Given patient demographics and behavioral data (see sample-data/patients.json), create an algorithm that will process a set of historical patient data and compute a score for each patient that (1 as the lowest, 10 as the highest) that represents the chance of a patient accepting the offer off the waitlist. Take in consideration that patients who have little behavior data should be randomly added to the top list as to give them a chance to be selected. Expose an api that takes a facility's location as input and returns an ordered list of 10 patients who will most likely accept the appointment offer.
- Clone the repository
git clone https://github.com/ymoreiratiti/backend-interview.git
cd backend-interview
- Install NPM Packages
npm ci
- Build the package
npm run build
// Import Library
const { PatientScoringAlgorithm } = require("./lib");
// Import Patients Sample Data
const sampleDate = require("./sample-data/patients.json");
// Create a new instance of PatientScoringAlgorithm using the sample data
const patientScoringAlgorithm = new PatientScoringAlgorithm({
dataset: sampleDate,
});
// Get the patient list
const result = patientScoringAlgorithm.getPatientList({
latitude: "48.7120",
longitude: "-60.1170",
});
console.table(result);
Install this package
node example.js
To run tests, run the following command
npm run test
Coverage
npm run test:cov
Mutation Test
npm run test:mutant
This algorithm can be broken down into several key steps designed to ensure data validation, normalize input for comparison, and ultimately return a balanced list of users based on behavior data and scoring. Here’s a concise summary:
- Data Validation:
- Validate dataset structure and contents to ensure they conform to expected formats, given Node.js is not strongly typed.

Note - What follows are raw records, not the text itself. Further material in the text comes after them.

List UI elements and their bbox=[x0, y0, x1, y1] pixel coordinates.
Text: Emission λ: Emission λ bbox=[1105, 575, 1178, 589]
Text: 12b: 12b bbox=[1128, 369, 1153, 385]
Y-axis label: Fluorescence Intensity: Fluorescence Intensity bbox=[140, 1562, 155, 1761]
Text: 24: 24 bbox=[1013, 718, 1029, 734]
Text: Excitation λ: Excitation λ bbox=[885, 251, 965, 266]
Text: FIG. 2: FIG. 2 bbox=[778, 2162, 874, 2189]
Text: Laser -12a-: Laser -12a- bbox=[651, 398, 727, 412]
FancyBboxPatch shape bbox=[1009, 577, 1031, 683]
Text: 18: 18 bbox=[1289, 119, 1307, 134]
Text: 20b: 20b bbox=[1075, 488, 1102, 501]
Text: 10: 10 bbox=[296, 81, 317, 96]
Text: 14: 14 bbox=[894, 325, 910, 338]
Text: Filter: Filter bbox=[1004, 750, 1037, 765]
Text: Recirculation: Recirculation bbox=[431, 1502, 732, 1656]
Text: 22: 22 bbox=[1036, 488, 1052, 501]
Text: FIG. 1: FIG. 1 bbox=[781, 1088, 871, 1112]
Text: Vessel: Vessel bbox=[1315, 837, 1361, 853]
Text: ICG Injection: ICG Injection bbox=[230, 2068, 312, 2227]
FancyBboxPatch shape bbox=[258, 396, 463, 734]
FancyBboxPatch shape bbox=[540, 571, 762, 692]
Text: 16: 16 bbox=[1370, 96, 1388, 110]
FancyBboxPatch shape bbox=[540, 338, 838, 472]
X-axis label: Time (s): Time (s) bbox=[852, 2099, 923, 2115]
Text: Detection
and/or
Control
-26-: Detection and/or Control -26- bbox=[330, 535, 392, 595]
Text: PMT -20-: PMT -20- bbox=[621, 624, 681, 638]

- Validate the geographic coordinates (latitude/longitude) to prevent unexpected behavior.
- Offer Calculation:
- Compute the total number of offers (accepted + rejected) for each user to assess the amount of behavioral data available.
- Distance Calculation:
- Use the distance formula to calculate the distance between users and a facility. This is done for simplicity and practicality.
- Normalization:
- Normalize different data fields to a 0-1 scale for easier comparison across various units (e.g., distance vs. age).
- Score Calculation:
- Apply predefined weights to the normalized values to calculate a score for each user, adding a new column to the dataset.
- List Generation:
- Generate two lists: one prioritizing users with fewer behavioral data points and another ordered by the calculated scores.
- Randomly determine how many users from the "less data" list should be selected, and fill in the remainder from the "higher score" list.
- Result Return:
- Return a balanced list that accounts for users with less behavioral data, ensuring they have a fair chance to be considered.
This approach balances the need to consider both data-rich and data-poor users by combining scoring with a randomized selection process.